Drakkith said:
Certainly, but animal behavioral studies are only of limited usefulness for modeling human behavior.
Humans seem to me to be like "animals with an extra feature". Our intelligence let's us use complex and original methods to achieve our goals. But what we ultimately want in life isn't all that different from what an animal wants. Companionship, security, ect. Animals don't respond to drugs the way we do, but animal testing is still valuable. Psychological testing isn't perfect, but it certainly ought to be considered.
Laroxe said:
humans have very well developed communication skills, develop hierarchies based on alliances and some appear capable of complex cognitive skills.
If you have ever listened to the cadences and timing of animals barking or squeaking with each other, it is usually quite similar to human speech. It is rather like we have added an extra layer on top of an existing communication structure, rather than developed something wholly new.
Laroxe said:
While it may be true that many of the problems in human societies appear more common in population centres, there is little evidence that these are the product of overcrowding, there are far better explanations linked to poverty, employment and education.
Whenever someone says "There is little evidence" the automatic next question needs to be "How much effort has been put into finding such evidence?" In the stone age, there was little evidence that the Earth was round. ["
poverty, employment and education = social ills"] is a fine hypothesis but has it been tested? Did small towns a hundred years ago really have better [PE&E] then the inner cities today?
Laroxe said:
I suspect that the well mannered social scientists just quietly ignore Calhoun's work, while working to confirm the currently more fashionable social causes. Because humans are so embedded in their cultural beliefs and some social scientists are human these problems can be very difficult to avoid, even when we get some objective data that might reliably predict behaviour, once people find out they go out of their way to disrupt the predictions.
I've encountered the conspiracy theory that some people WANT human society to collapse as Calhoun's mouse populations did, (population control) and that is why it is so hard to implement simple fixes to social problems.
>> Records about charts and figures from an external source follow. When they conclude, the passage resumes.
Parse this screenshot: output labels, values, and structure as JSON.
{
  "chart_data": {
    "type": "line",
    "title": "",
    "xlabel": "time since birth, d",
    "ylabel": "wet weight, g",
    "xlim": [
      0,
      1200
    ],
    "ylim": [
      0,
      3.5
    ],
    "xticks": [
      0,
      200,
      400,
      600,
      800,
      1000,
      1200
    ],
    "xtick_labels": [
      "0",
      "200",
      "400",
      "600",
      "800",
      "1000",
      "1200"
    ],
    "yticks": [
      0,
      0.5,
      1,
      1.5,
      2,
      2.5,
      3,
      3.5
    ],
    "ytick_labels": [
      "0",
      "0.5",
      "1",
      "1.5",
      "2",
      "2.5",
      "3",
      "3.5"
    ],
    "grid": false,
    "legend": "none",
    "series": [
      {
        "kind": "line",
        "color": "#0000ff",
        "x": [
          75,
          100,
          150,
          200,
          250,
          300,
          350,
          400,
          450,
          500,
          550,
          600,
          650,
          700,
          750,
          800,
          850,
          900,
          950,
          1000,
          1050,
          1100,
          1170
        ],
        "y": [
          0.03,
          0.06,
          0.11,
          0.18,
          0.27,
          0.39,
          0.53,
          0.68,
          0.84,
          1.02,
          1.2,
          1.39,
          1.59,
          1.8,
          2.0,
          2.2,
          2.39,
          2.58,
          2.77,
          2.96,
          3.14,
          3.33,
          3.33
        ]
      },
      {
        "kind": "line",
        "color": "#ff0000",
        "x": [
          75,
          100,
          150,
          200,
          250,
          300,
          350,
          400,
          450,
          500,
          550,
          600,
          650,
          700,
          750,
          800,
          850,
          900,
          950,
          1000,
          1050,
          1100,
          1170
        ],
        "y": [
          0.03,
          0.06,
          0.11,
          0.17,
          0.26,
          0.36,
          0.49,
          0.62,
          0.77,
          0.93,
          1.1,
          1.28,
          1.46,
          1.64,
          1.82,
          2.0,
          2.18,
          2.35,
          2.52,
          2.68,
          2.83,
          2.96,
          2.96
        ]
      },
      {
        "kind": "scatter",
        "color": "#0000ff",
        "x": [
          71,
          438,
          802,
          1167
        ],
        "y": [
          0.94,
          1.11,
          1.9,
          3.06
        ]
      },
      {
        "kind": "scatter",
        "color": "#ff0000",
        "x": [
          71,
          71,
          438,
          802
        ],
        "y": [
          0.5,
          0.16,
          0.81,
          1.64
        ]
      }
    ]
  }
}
It would sure be helpful if I could point to some contrary studies.
Mr Green T said:
Remember the rats themselves never declared or informed Calhoun what a "rat utopia" would include. Perhaps the human "we have the bigger brain" hubris in actuality created a "rat hell". Very little stimulus other than appropriate food and water sources were provided. Modern zoology requires enrichment for animals due to studies like this
https://journals.plos.org/plosone/article?id=10.1371/journal.pone.0049180
That is interesting. I wonder how modern low-income neighborhoods measure by those standards?
Mr Green T said:
So I would say your question is wrong on the premise, their was no "mouse utopia" instead it was a "mouse prison" and expecting imprisoned sentient creatures to act any other way is a fault of self superiority complex.
I agree. Indeed that seems to be the point of the experiment. As I said above. Animal testing is invaluable for medicine, despite its flaws. Why shouldn't we try it for architecture and social understanding?
codetaku said:
What evidence is there that the "problem" is solvable? Perhaps the situation is that you can't have everything you want, and overcrowding is inherently harmful. Presenting the notion of 'solving the problem' proposes, without evidence, that it should be possible to have intense overcrowding without many consequences which may simply be fundamental (thus inseparable) properties of overcrowding.
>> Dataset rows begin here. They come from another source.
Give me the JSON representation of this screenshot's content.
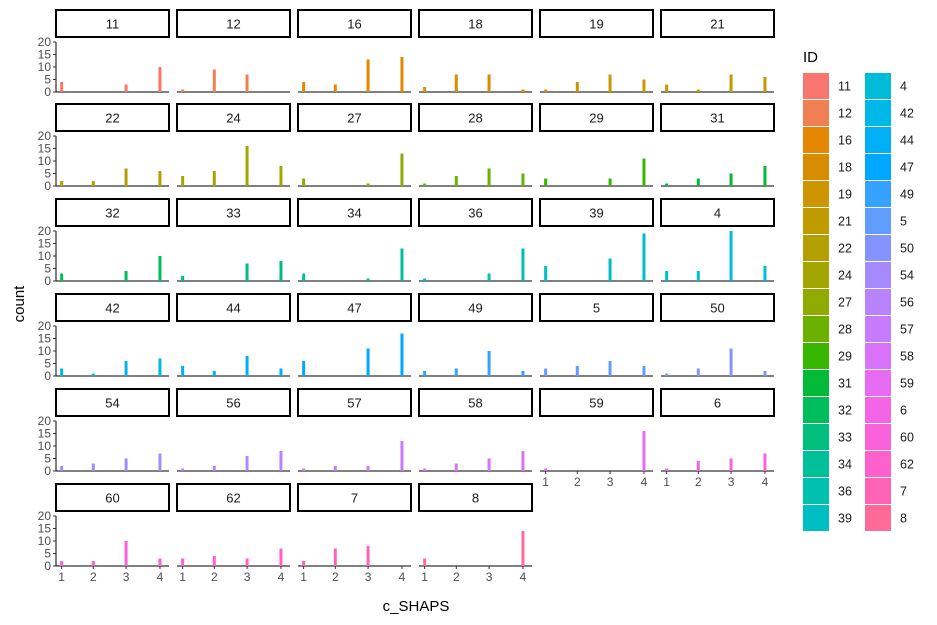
{
  "chart_data": {
    "type": "bar",
    "xlabel": "c_SHAPS",
    "ylabel": "count",
    "x_ticks": [
      "1",
      "2",
      "3",
      "4"
    ],
    "y_ticks": [
      0,
      5,
      10,
      15,
      20
    ],
    "ylim": [
      0,
      20
    ],
    "grid": false,
    "legend": {
      "title": "ID",
      "position": "right",
      "columns": 2
    },
    "panels": [
      {
        "id": "11",
        "color": "#F8766D",
        "values": [
          4,
          0,
          3,
          10
        ]
      },
      {
        "id": "12",
        "color": "#F07F53",
        "values": [
          1,
          9,
          7,
          0
        ]
      },
      {
        "id": "16",
        "color": "#E58700",
        "values": [
          4,
          3,
          13,
          14
        ]
      },
      {
        "id": "18",
        "color": "#D98C00",
        "values": [
          2,
          7,
          7,
          1
        ]
      },
      {
        "id": "19",
        "color": "#CD9600",
        "values": [
          1,
          4,
          7,
          5
        ]
      },
      {
        "id": "21",
        "color": "#C09B00",
        "values": [
          3,
          1,
          7,
          6
        ]
      },
      {
        "id": "22",
        "color": "#B3A000",
        "values": [
          2,
          2,
          7,
          6
        ]
      },
      {
        "id": "24",
        "color": "#A3A500",
        "values": [
          4,
          6,
          16,
          8
        ]
      },
      {
        "id": "27",
        "color": "#8FAA00",
        "values": [
          3,
          0,
          1,
          13
        ]
      },
      {
        "id": "28",
        "color": "#6BB100",
        "values": [
          1,
          4,
          7,
          5
        ]
      },
      {
        "id": "29",
        "color": "#39B600",
        "values": [
          3,
          0,
          3,
          11
        ]
      },
      {
        "id": "31",
        "color": "#00BA38",
        "values": [
          1,
          3,
          5,
          8
        ]
      },
      {
        "id": "32",
        "color": "#00BD5C",
        "values": [
          3,
          0,
          4,
          10
        ]
      },
      {
        "id": "33",
        "color": "#00BF7D",
        "values": [
          2,
          0,
          7,
          8
        ]
      },
      {
        "id": "34",
        "color": "#00C097",
        "values": [
          3,
          0,
          1,
          13
        ]
      },
      {
        "id": "36",
        "color": "#00C0AF",
        "values": [
          1,
          0,
          3,
          13
        ]
      },
      {
        "id": "39",
        "color": "#00BFC4",
        "values": [
          6,
          0,
          9,
          19
        ]
      },
      {
        "id": "4",
        "color": "#00BCD8",
        "values": [
          4,
          4,
          20,
          6
        ]
      },
      {
        "id": "42",
        "color": "#00B8E7",
        "values": [
          3,
          1,
          6,
          7
        ]
      },
      {
        "id": "44",
        "color": "#00B0F6",
        "values": [
          4,
          2,
          8,
          3
        ]
      },
      {
        "id": "47",
        "color": "#00A9FF",
        "values": [
          6,
          0,
          11,
          17
        ]
      },
      {
        "id": "49",
        "color": "#35A2FF",
        "values": [
          2,
          3,
          10,
          2
        ]
      },
      {
        "id": "5",
        "color": "#619CFF",
        "values": [
          3,
          4,
          6,
          4
        ]
      },
      {
        "id": "50",
        "color": "#8494FF",
        "values": [
          1,
          3,
          11,
          2
        ]
      },
      {
        "id": "54",
        "color": "#A58AFF",
        "values": [
          2,
          3,
          5,
          7
        ]
      },
      {
        "id": "56",
        "color": "#B983FF",
        "values": [
          1,
          2,
          6,
          8
        ]
      },
      {
        "id": "57",
        "color": "#C77CFF",
        "values": [
          1,
          2,
          2,
          12
        ]
      },
      {
        "id": "58",
        "color": "#DB72FB",
        "values": [
          1,
          3,
          5,
          8
        ]
      },
      {
        "id": "59",
        "color": "#E76BF3",
        "values": [
          1,
          0,
          0,
          16
        ]
      },
      {
        "id": "6",
        "color": "#F365E6",
        "values": [
          1,
          4,
          5,
          7
        ]
      },
      {
        "id": "60",
        "color": "#FA62DB",
        "values": [
          2,
          2,
          10,
          3
        ]
      },
      {
        "id": "62",
        "color": "#FF61CC",
        "values": [
          3,
          4,
          3,
          7
        ]
      },
      {
        "id": "7",
        "color": "#FF63B6",
        "values": [
          2,
          7,
          8,
          0
        ]
      },
      {
        "id": "8",
        "color": "#FF6A98",
        "values": [
          3,
          0,
          0,
          14
        ]
      }
    ]
  }
}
Because there is only the one Earth, and reducing the population via space travel might never happen. (It certainly isn't going to happen in the next hundred years or so.) So we are right now living in one of these experiments. Why is human population leveling off now? Is it the same thing as Calhoun's experiment? There are certainly good things about population control, but knowing how to stop the collapse certainly sounds valuable to me.
Do we have a government full of "beautiful ones" today? Are we looking at the answer to the Fermi Paradox? I'm not saying that I "know" anything in these posts. But it sure seems like something worth investigating.